Prologue

III – Tolkien as a translator

There is one plain reason, that makes the matter of merely translating Tolkien a complicated and possibly confusing one. Tolkien presents his English version of LOTR as a translation from the Middle-earth language Westron.

The fact that he wrote LOTR partly to create a background for his Elvish languages Quenya and Sindarin led him to working, on the whole, in a higher degree of detail than mostly usual at that time in this genre. Apart from the Elves, the Dwarves and their languages, Middle-Earth in Tolkien’s imagination was also inhabited by Men and Hobbits, who spoke the widely known Common Tongue Adûnaic. Tolkien, in English, called this language Westron and chose, as the Hobbit perspective was central to the story, to have English represent Westron throughout LOTR. This also meant, that he ‘translated’ every name or place name which was Westron or derived from Westron in his imagination into English or to find an English equivalent.

This ‘translation’ process, as surreal as it may seem, was immensely important to Tolkien himself and was followed at an amazing degree of detail. Tolkien attempts to explain this process in the appendices to LOTR.

Gamgee. According to family tradition, set out in the Red Book, the surname Galbasi, or in reduced form Galpsi, came from the village of Galabas, popularly supposed to be derived from galab- ‘game’ and an old element bas-, more or less equivalent to our wick, wich. Gamwich (pronounced Gammidge) seemed therefore a very fair rendering.
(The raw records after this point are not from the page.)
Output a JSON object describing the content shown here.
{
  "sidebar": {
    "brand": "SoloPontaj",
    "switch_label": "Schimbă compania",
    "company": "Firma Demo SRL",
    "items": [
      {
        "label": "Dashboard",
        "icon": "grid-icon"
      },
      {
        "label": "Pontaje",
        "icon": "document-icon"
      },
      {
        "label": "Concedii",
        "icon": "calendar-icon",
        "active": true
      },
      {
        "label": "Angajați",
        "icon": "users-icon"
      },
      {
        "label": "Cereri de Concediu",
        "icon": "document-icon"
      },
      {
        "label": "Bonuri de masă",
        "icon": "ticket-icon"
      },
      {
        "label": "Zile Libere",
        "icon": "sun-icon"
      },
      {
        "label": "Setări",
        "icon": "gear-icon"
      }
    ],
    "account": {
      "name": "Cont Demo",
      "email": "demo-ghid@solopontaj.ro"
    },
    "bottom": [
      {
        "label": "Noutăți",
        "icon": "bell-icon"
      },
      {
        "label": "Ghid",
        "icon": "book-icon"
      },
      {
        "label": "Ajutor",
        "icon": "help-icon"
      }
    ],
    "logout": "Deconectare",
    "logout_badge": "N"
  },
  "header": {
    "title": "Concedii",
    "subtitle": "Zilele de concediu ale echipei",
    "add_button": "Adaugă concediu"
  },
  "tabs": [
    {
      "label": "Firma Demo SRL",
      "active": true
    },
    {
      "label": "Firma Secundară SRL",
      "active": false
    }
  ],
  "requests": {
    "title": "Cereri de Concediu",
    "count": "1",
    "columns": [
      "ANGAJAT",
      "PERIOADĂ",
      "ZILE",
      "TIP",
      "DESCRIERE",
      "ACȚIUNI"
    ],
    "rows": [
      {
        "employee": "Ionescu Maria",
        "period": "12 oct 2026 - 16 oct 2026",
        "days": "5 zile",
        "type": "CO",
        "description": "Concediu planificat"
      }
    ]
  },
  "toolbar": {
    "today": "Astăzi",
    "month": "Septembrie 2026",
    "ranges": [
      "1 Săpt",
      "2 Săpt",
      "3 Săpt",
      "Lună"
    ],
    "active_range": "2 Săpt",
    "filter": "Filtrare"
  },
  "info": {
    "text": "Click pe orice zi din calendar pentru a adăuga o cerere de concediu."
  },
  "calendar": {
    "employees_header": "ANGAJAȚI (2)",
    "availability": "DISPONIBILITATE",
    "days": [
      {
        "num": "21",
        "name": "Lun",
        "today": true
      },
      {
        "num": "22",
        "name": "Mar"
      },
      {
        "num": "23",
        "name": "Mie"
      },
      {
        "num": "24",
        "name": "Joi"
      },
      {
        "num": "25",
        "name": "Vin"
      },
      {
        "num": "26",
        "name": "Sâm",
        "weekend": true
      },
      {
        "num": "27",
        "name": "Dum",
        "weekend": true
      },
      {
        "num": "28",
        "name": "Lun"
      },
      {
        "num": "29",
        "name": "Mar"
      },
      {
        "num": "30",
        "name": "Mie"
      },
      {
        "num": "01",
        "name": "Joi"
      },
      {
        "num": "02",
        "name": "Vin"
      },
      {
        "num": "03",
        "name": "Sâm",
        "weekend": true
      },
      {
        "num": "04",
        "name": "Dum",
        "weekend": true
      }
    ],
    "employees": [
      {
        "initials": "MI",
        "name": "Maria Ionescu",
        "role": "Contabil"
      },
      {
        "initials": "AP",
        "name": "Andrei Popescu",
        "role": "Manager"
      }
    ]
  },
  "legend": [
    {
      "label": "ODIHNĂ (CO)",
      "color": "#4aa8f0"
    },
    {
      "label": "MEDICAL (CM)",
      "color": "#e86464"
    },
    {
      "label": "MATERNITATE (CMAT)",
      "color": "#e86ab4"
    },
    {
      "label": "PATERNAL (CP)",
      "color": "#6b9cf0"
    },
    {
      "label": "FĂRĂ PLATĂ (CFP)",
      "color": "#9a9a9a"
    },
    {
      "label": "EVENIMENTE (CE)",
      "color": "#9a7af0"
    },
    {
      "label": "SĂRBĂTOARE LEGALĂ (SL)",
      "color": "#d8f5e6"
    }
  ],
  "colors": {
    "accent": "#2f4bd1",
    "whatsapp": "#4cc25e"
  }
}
However, in reducing Gammidgy to Gamgee, to represent Galpsi, no reference was intended to the connexion of Samwise with the family of Cotton, though a jest of that kind would have been hobbit-like enough, had there been any warrant in their language.’1

‘But Sam and his father Ham were really called Ban and Ran. These were shortenings of Banazîr and Ranugad, originally nicknames, meaning ‘halfwise, simple’ and ‘stay-at-home’; but being words that had fallen out of colloquial use they remained as traditional names in certain families. I have therefore tried to preserve these features by using Samwise and Hamfast, modernizations of ancient English samwís and hámfoest which corresponded closely in meaning.’2

The process of translating the names of villages or mountains was not much different from that. Tolkien would take an English word, or part of a word and merely create a name, later claiming that there had been a Westron original, unknown to the reader, or create an Elvish name for a place, like the village Imladris and translate it into English Rivendell, claiming again that this is merely the English equivalent of an unknown Westron word.

The effect of this is obvious. The reader, unfamiliar with the Elvish languages Quenya or Sindarin, cannot make much of words like Imladris or Lothlórien, as these sound like fantastic unreal places, and he also knows nobody called Galadriel or Legolas, but Michel Delving or Rivendell could well have been places at some time in England, Bree could be a village in the English countryside today and an actual Sam Gamgee once wrote a letter to Tolkien. Would Tolkien have kept his imaginary Westron names like Banazîr Galpsi from Sûza and not transferred them to the likes of Samwise Gamgee from the Shire, they would have seemed as unfamiliar and as fantastic as Galadriel and Legolas, but this way the perspective of today’s reader is as close to that of the Hobbits of the Shire as is possible. The reader is supposed to feel at home in the Shire and at awe in Lothlórien and afraid in Mordor in exactly the same way as the Hobbits he reads about have felt, this is why Tolkien created only a partial ‘translation’ and left the Elvish untranslated.